Admitidally, every time i've ever looked at the Lift codebase in TextMate, i've always wondered what the hell the "lift-amqp" module was for. Well, curiosity may have killed the cat but it was not enough of deterrent to me finding out and building a sample AMQP / RabbitMQ application!

AMQP you say?

Yup, thats right. AMQP - Advanced Message Queuing Protocol to the lay' man not familiar with the acronym. Essentially AMQP is an open standard for enterprise messaging. There are several implementations of the standard, namely, Open AMQ and RabbitMQ - the latter is newer and generally considered to be the defacto implementation. Rabbit MQ is written in ERLang and has clients for Java, .NET, Ruby etc etc.
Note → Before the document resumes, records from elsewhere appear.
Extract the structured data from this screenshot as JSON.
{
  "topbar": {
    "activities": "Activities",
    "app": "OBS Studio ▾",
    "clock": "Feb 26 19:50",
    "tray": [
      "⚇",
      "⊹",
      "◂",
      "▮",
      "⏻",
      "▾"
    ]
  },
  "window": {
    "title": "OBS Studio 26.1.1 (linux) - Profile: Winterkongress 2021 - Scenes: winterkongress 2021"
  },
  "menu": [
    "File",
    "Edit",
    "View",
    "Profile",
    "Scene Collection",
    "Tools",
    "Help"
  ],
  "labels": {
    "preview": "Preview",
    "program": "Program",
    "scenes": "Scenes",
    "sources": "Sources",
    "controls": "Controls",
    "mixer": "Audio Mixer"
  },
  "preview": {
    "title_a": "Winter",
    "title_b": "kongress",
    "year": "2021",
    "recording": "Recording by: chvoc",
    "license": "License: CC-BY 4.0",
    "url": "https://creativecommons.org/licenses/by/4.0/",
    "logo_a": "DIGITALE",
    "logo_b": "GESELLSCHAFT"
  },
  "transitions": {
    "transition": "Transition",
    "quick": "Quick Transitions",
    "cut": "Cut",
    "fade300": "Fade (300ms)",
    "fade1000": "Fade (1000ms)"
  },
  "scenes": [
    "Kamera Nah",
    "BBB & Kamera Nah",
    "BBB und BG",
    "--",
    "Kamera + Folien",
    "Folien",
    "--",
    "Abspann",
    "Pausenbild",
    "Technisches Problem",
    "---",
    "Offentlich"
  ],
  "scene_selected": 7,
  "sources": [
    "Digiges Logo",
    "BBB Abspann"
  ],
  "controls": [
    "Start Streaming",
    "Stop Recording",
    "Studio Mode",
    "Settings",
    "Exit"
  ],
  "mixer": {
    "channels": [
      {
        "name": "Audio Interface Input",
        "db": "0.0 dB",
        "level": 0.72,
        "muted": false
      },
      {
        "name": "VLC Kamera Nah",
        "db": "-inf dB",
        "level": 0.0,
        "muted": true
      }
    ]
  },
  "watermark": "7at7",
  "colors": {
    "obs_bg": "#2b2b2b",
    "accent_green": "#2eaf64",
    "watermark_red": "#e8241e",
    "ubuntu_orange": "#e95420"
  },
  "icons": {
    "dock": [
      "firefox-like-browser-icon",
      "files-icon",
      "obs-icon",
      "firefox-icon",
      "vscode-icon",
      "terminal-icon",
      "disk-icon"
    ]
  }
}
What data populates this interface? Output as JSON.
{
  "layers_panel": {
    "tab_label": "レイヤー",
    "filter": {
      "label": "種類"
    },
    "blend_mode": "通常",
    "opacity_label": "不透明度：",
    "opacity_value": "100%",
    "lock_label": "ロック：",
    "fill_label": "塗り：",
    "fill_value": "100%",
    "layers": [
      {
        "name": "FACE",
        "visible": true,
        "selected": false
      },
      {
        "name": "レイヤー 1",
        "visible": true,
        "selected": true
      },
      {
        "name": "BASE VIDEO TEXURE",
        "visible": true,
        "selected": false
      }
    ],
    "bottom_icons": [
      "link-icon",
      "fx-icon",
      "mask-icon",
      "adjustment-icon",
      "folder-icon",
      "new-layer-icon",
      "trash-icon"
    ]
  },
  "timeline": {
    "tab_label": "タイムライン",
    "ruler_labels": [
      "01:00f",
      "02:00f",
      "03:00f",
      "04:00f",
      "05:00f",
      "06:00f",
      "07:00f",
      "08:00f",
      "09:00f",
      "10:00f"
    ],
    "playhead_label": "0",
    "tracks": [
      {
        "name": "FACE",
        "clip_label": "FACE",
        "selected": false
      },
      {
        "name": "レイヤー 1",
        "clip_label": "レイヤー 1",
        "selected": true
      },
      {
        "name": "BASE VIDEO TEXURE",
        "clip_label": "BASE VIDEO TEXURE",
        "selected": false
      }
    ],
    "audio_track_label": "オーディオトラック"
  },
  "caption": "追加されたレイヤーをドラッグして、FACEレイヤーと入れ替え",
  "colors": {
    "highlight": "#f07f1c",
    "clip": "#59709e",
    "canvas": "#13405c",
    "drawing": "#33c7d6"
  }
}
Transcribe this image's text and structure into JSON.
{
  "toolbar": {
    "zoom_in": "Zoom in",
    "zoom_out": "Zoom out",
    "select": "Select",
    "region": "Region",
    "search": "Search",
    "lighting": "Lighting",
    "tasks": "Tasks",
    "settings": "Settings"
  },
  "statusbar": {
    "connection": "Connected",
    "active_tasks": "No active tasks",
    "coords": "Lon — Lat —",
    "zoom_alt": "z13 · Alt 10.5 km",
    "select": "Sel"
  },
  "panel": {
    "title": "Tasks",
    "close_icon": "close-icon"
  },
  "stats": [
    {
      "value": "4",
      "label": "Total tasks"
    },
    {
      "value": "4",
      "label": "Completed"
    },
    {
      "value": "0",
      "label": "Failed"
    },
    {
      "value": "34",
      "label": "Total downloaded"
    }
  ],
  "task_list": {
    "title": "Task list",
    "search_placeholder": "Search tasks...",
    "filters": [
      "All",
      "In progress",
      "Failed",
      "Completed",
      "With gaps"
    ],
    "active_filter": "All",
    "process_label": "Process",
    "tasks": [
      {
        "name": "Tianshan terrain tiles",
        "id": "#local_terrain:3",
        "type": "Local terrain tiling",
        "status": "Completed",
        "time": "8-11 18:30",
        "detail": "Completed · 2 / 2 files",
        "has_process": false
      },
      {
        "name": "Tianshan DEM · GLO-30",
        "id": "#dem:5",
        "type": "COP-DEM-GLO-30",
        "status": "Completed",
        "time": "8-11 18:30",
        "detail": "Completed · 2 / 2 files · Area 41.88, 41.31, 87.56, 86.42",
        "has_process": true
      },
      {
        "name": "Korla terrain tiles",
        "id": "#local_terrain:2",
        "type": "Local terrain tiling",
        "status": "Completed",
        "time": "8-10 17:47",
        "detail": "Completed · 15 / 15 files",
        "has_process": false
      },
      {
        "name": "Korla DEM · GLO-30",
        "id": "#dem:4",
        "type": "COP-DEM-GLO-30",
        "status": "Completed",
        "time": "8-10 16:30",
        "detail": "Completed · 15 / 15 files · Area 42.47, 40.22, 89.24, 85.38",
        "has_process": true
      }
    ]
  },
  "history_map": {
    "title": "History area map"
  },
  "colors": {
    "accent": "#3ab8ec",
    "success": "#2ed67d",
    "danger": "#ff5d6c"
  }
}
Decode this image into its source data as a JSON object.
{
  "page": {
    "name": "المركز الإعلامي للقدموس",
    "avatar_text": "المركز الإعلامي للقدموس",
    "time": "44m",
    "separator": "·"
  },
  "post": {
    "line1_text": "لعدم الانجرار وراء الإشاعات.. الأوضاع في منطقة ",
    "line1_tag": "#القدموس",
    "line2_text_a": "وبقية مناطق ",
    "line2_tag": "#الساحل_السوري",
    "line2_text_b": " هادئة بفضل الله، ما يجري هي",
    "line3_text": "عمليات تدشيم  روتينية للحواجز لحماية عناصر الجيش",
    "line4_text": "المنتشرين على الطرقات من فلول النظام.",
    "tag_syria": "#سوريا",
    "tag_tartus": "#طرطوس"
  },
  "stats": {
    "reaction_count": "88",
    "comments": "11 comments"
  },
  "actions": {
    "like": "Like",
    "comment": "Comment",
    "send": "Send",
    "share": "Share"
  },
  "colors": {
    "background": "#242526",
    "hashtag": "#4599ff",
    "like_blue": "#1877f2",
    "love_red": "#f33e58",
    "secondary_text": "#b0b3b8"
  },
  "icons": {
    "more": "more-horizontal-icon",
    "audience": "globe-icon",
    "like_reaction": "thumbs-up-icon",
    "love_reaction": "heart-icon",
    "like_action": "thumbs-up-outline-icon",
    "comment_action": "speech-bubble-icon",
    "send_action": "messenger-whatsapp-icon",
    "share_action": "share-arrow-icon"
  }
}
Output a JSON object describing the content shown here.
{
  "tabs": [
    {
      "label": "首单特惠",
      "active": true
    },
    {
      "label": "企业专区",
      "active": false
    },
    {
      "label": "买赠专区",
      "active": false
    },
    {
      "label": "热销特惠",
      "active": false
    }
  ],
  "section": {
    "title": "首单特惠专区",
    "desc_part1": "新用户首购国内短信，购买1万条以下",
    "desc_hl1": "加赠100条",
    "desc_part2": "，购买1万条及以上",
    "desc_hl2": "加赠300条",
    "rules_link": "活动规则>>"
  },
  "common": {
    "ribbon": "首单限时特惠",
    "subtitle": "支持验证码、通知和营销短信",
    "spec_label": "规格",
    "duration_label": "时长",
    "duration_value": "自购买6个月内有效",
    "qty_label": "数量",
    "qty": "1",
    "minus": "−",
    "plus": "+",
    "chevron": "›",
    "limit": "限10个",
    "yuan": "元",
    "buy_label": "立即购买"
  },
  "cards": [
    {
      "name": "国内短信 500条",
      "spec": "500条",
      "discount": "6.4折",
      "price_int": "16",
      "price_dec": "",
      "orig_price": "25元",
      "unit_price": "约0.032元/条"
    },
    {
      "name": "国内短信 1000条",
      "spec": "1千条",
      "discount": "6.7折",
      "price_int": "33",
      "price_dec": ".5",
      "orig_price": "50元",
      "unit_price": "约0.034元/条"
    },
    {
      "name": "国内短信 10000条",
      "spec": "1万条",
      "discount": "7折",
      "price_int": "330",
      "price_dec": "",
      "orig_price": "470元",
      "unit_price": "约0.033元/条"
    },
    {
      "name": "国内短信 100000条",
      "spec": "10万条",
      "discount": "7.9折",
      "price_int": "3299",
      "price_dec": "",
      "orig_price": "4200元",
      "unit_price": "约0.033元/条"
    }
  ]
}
So where does Lift fit in?

Strictly speaking, it doesn't. It just so happens that Steve J was working on the Lift team some time ago and wrote a nifty Scala wrapper around the standard (and highly mutable) Java client implementation of Rabbit MQ. To all intense purpose, "lift-amqp" can be used in any Scala application and has no other dependencies within the Lift framework.

Hand-wavy overview

Lets get down to business... I spent quite a lot of time just looking at the source code and scala-docs for lift-amqp and for the longest while couldn't figure out what went where. Being a fairly visual person, I've drawn up a diagram that explains the implementation and how you (yes, you reading this) would implement your application:

Lift AMQP

A working example?

So rather than try to post lots of pictures - I thought just putting up a screen-cast explaining the components would make more sense :-)

The client listener

So from the diagram above that explains the code layout - you can see that one of the first things you need to do is subclass AMQPDispatcher. The below is my example code that connects to the RabbitMQ broker and firstly declares a queue with the appropriate parameters. If you wondering why when the 2nd client connected in my example things didn't explode and complain about more than one exchange existing with the same name, thats because RabbitMQ is clever enough to know that if the queue / exchange already exists then it just Noop's the requests. Its a nice feature.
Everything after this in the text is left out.